Abstract

20022 Background: MRP4 is an ATP-binding cassette transporter and amphipathic anion efflux pump which transports prostaglandins, nucleoside analogues, glutamate and phosphate analogues. High MRP4 expression is prognostic of poor outcome in neuroblastoma and also correlates with MYCN amplification, suggesting regulation by this oncogene. Although MRP4 is known to be expressed in normal prostate epithelium, its expression in prostate cancer (PC) is undefined. This study aimed to define the pattern of expression of MRP4 in normal and malignant prostate tissue and assess the association with androgen exposure. Methods: 84 radical prostatectomy specimens from patients with clinically localized PC (22 neoadjuvant androgen ablation therapy, 62 no neoadjuvant treatment), 42 specimens of hyperplasia adjacent to PC and 16 cases of advanced PC were assessed for MRP4 expression using in situ hybridisation and immunohistochemistry. PC cell lines were assessed by immunoblotting. Results: There were significantly higher levels of MRP4 mRNA and protein expression in localized PC compared to hyperplasia (p=0.006). Conversely, MRP4 protein levels were significantly decreased in PCs treated with neoadjuvant androgen ablation therapy compared to cancers exposed to normal testosterone levels (p < 0.0001). There was also a trend towards decreased MRP4 expression in advanced PCs.

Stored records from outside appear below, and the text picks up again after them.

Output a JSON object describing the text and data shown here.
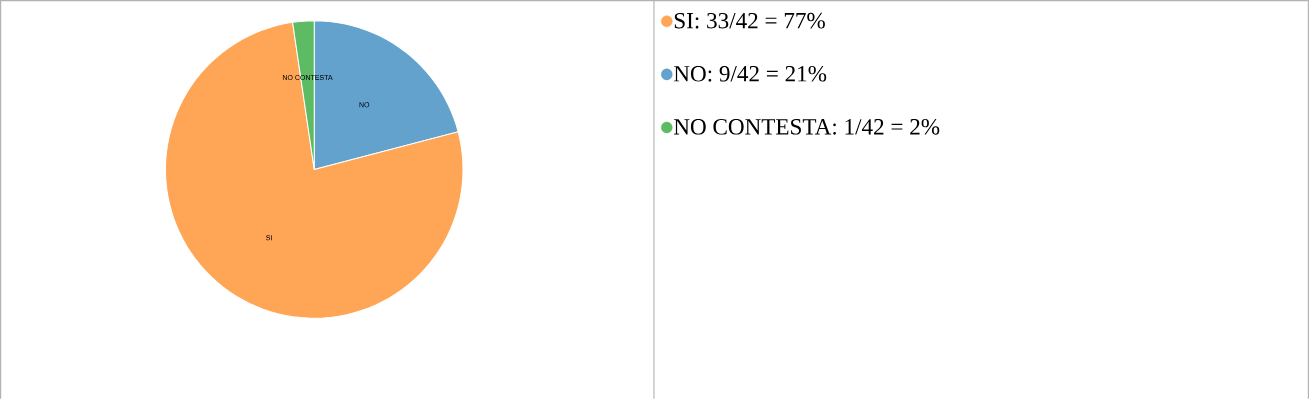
{
  "chart_data": {
    "type": "pie",
    "categories": [
      "SI: 33/42 = 77%",
      "NO: 9/42 = 21%",
      "NO CONTESTA: 1/42 = 2%"
    ],
    "values": [
      33,
      9,
      1
    ],
    "colors": [
      "#ffa556",
      "#63a2cc",
      "#5dbb63"
    ],
    "annotations": [
      "SI",
      "NO",
      "NO CONTESTA"
    ],
    "legend": "right"
  }
}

Furthermore, immunoblotting revealed that MRP4 protein was more highly expressed in androgen-dependent (LNCaP) compared to androgen-independent (PC3/DU145) cell lines. In addition, in a panel of 14 normal human tissues only kidney and prostate tissue expressed MRP4 protein suggesting limited expression of MRP4 in human tissues. Discussion: Elevated MRP4 expression is found in malignant compared to benign prostate tissue while lower MRP4 expression is seen after androgen ablation suggesting that MRP4 may be an androgen-regulated gene. In addition, there is relatively little expression of MRP4 in normal tissues. These data suggest that MRP4 is important in the progression to PC and that it may be a potential therapeutic target. No significant financial relationships to disclose.